Bir başka örnek ise Kolektif Güvenlik Anlaşması Örgütü’dür. BDT içinden çıkan bir örgüt olarak üye ülkelerin karşılaşacağı herhangi bir tehdide karşı askerî önlemler almayı amaç edinmiş olan Kolektif Güvenlik Antlaşması Örgütü (KGAÖ), 7 Ekim 2002 yılında, Bağımsız Devletler Topluluğu (BDT) üyesi olan Rusya Federasyonu, Kazakistan, Ermenistan, Kırgızistan, Tacikistan, Beyaz Rusya tarafından kurulmuştur. Özbekistan, Azerbaycan ve Gürcistan, Kolektif Güvenlik Antlaşması’nı imzalamış; fakat Örgüt’e katılmamışlardır. Bölgenin önemli ülkelerinden Özbekistan’ın, 3 yıl önce anlaşmadan çekildiğini açıklaması ve Türkmenistan’ın da sürekli olarak örgüte karşı nötr olması işlevsellik açısından sorun oluşturan hususlardır. Bu noktada Özbekistan ve Türkmenistan’ın güvenlik konularında işbirliği yapmaması Rusya’yı oldukça rahatsız ederken; bu durumun da KGAÖ ülkelerinin kendi aralarında hava savunma sistemi kurma girişimlerini sonuçsuz bırakmasına sebep olması, bölgede yaşanan sıcak çatışmaların hızlandığı şu günlerde sorun yaratıcı bir durum olarak karşımıza çıkmaktadır.

Bir başka bölgeselleşme girişimi olarak 1994 yılında kurulan Orta Asya İşbirliği Örgütü (Rusya, Kazakistan, Özbekistan, Tacikistan ve Kırgızistan) örnek olarak verilebilir ki bu örgüt 6 Ekim 2005 St. Petersburg Zirvesi’nde alınan kararla Gümrük Birliği, Serbest Ticaret Bölgesi ve Ortak Ekonomi Alanı oluşturma amaçlarını hedefleyerek kurulan Avrasya Ekonomik Topluluğu’na katılmıştır. Avrasya Ekonomik Topluluğu’na benzer olarak Orta Asya İşbirliği Örgütü’nün de serbest ticaret bölgesi kurulmasıdır. Görüldüğü üzere bölgede birçok örgütlenme çalışması yapılmış ve yapılmaktadır.

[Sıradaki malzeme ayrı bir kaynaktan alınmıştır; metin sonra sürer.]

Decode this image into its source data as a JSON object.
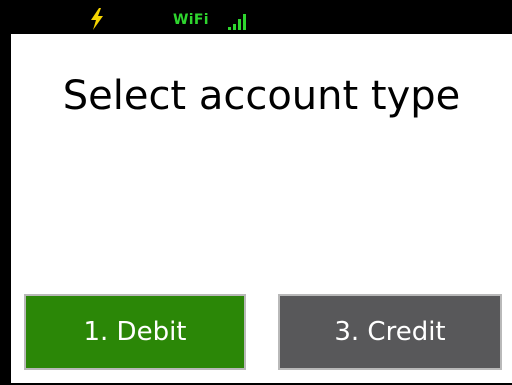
{
  "status_bar": {
    "power_icon": "lightning-bolt-icon",
    "wifi_label": "WiFi",
    "signal_icon": "signal-bars-icon",
    "wifi_color": "#2ed52e",
    "bolt_color": "#f5d400"
  },
  "prompt": {
    "title": "Select account type"
  },
  "options": {
    "debit": {
      "label": "1. Debit",
      "color": "#2b8707"
    },
    "credit": {
      "label": "3. Credit",
      "color": "#58585a"
    }
  }
}
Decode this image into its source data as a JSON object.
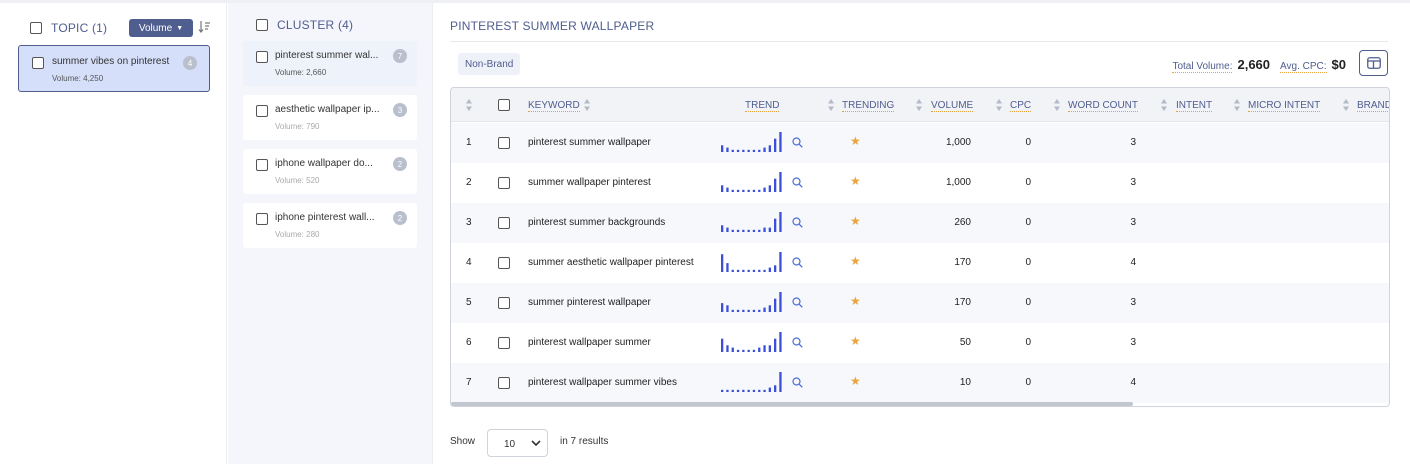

Rusya dâhil her ülke, günümüz dünyasında tek başına başat bir güç olamayacağını var olan gücünü bölgeyi etkileyebilecek hâle getirebilmenin tek yolunun bölgeselleşmenin bir ürünü olan örgütlenmeler üzerinden gerçekleşebileceğinin farkında. İşte bu noktada Avrasya Ekonomik Topluluğu da sayılan örgütlenme girişimlerinden biri ve son dönemde Avrasya Ekonomik Birliği’ne dönüşümü ile en çok ses getireni olarak karşımıza çıkmaktadır.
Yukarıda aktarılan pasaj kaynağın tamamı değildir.